Problem 6-21 (Static) Sales Mix; Multiproduct Break-Even Analysis [LO6-9]

Gold Star Rice, Limited, of Thailand exports Thai rice throughout Asia. The company grows three varieties of riceWhite, Fragrant, and Loonzain. Budgeted sales by product and in total for the coming month are shown below:

Product Total
White Fragrant Loonzain
Percentage of total sales 20% 52% 28% 100%
Sales $ 150,000 100% $ 390,000 100% $ 210,000 100% $ 750,000 100%
Variable expenses 108,000 72% 78,000 20% 84,000 40% 270,000 36%
Contribution margin $ 42,000 28% $ 312,000 80% $ 126,000 60% $ 480,000 64%
Fixed expenses 449,280
Net operating income $ 30,720

Dollar sales to break-even = Fixed expenses/CM ratio = $449,280/0.64 = $702,000

As shown by these data, net operating income is budgeted at $30,720 for the month and the estimated break-even sales is $702,000.

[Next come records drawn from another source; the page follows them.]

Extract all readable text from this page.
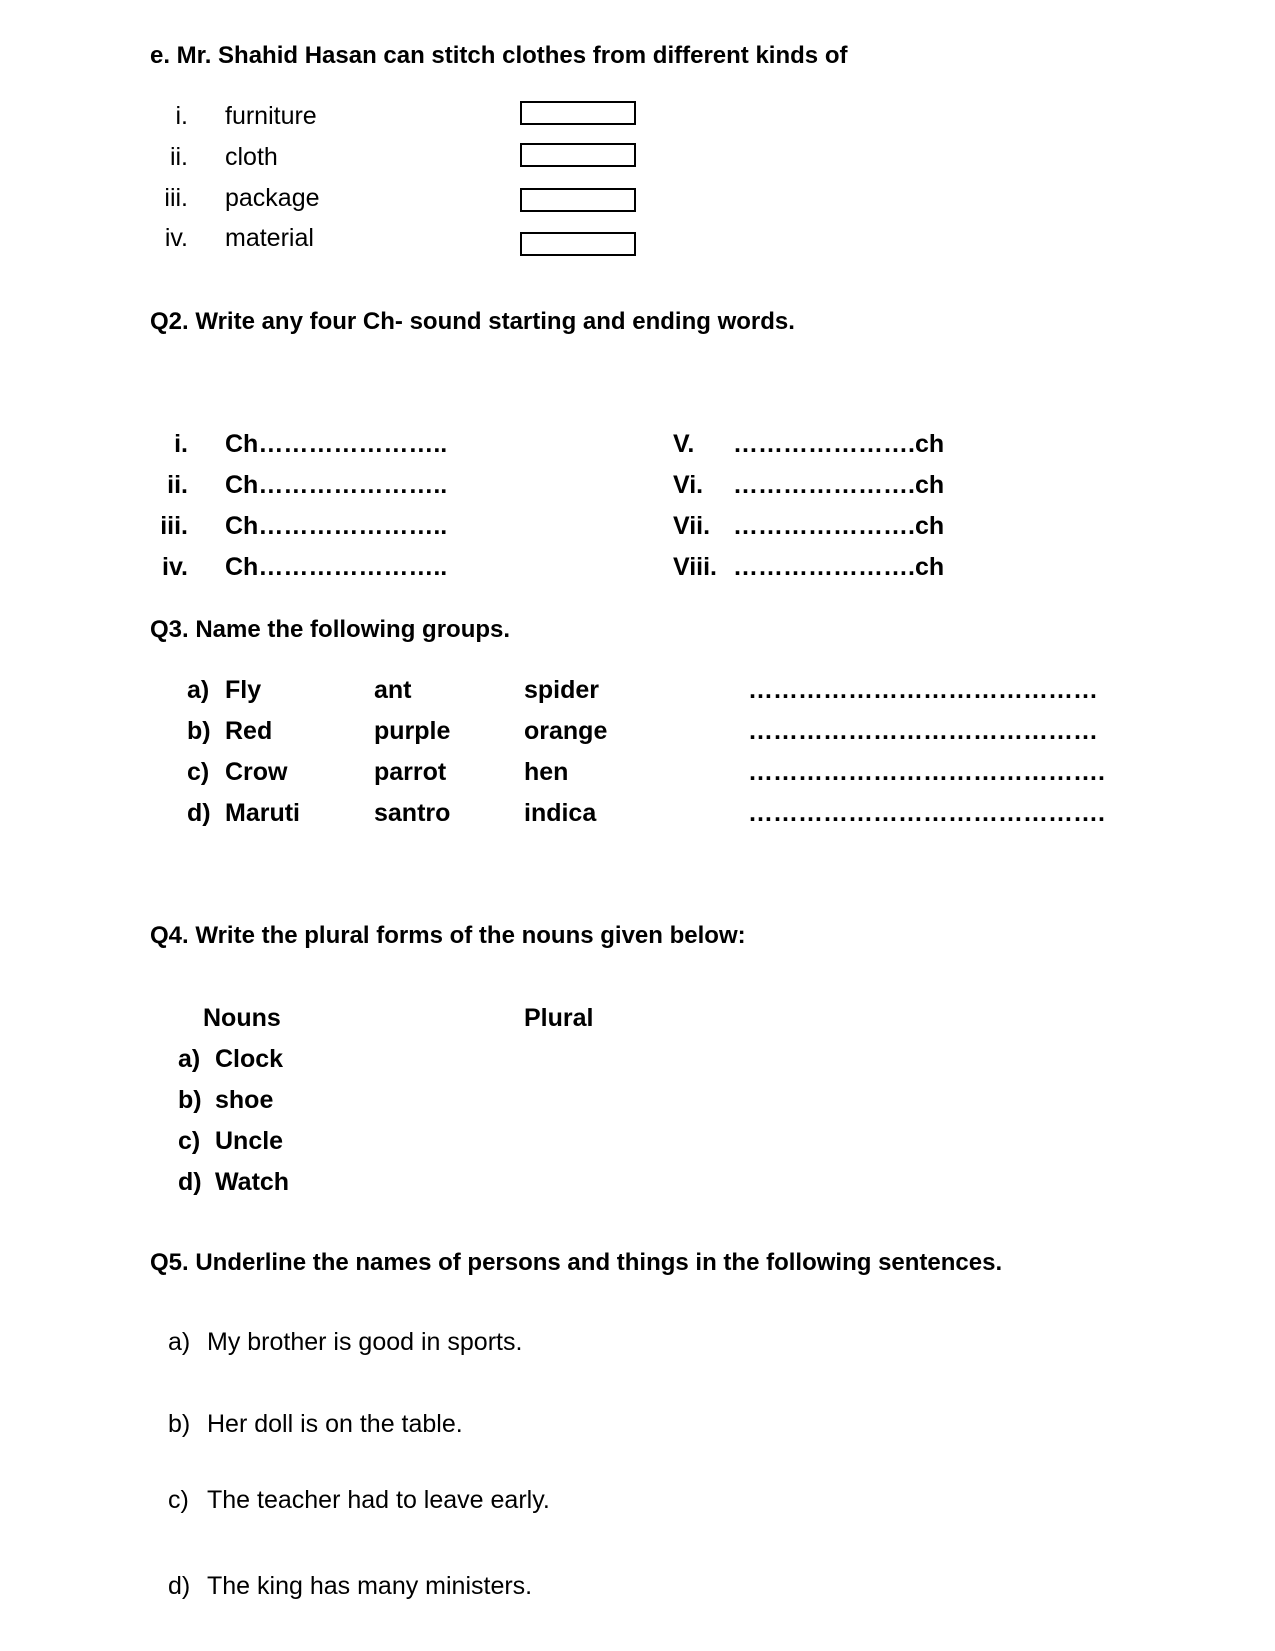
e. Mr. Shahid Hasan can stitch clothes from different kinds of
i. furniture
ii. cloth
iii. package
iv. material
Q2. Write any four Ch- sound starting and ending words.
i. Ch…………………..
ii. Ch…………………..
iii. Ch…………………..
iv. Ch…………………..
V. ………………….ch
Vi. ………………….ch
Vii. ………………….ch
Viii. ………………….ch
Q3. Name the following groups.
a) Fly	ant	spider	……………………………………
b) Red	purple	orange	……………………………………
c) Crow	parrot	hen	…………………………………….
d) Maruti	santro	indica	…………………………………….
Q4. Write the plural forms of the nouns given below:
Nouns	Plural
a) Clock
b) shoe
c) Uncle
d) Watch
Q5. Underline the names of persons and things in the following sentences.
a) My brother is good in sports.
b) Her doll is on the table.
c) The teacher had to leave early.
d) The king has many ministers.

Assume that actual sales for the month total $750,000 as planned; however, actual sales by product are: White, $300,000; Fragrant, $180,000; and Loonzain, $270,000.

Required:

1. Prepare a contribution format income statement for the month based on the actual sales data.

2. Compute the break-even point in dollar sales for the month based on your actual data.